Once the design was complete, I discussed it with our lead programmer, and we went to work. Two days later, we had a very convincing prototype and spent the next couple of weeks adding features to fine-tune the experience for players. This included small but significant changes such as setting a specific cursor slow-down rate on a ‘per element’ basis (so we could adjust the speed of the cursor interactions with individual buttons) background counter-scrolling (making the screen move in the opposite direction to the cursor for a virtual increase in speed), and adding a platform-specific filter to any element on the screen, allowing us to tailor the UI experience specifically to PS5 players.

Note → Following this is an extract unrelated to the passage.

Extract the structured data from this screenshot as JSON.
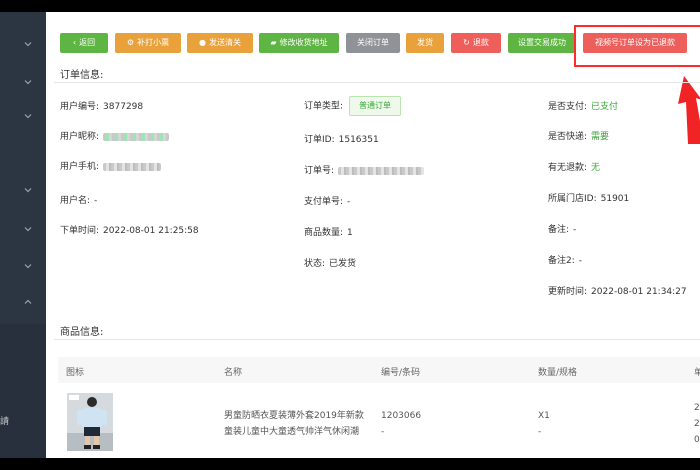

The filter worked much like those old red/blue “3D” glasses – the information for all platforms would always be there but if you enabled our filter, just the DualSense controller prompts would show to the player. 

Having a virtual cursor also meant we could easily create layouts that felt organic and were aesthetically pleasing across all platforms. In designing the menus, we even used Fitt’s Law to tweak tiny interactions, such as having an inventory item populate from the left or the right side of the screen depending on an element’s on-screen location. This meant less travel time between a category and the first items in a player’s inventory list, and resulted in a really satisfying, buttery-smooth user experience. 

In terms of gameplay, we applied a similar philosophy, ensuring that core actions were easily accessible via the buttons on the DualSense controller. In game, moving and zooming the camera during combat and assigning actions to your units all feels very natural and we also added button shortcuts to actions that could be repetitive or that may have the player move their cursor back and forth across large swathes of the screen. Instead, players would have the choice to either select the button using the virtual cursor or use one of the DualSense controller’s face buttons to upgrade an item or skip a results screen. Our QA was pretty happy with that one.  

Designing Disciples: Liberation for the DualSense was a unique challenge but I’m extremely proud of the game and can’t wait to hear what PlayStation players think when it launches on October 21.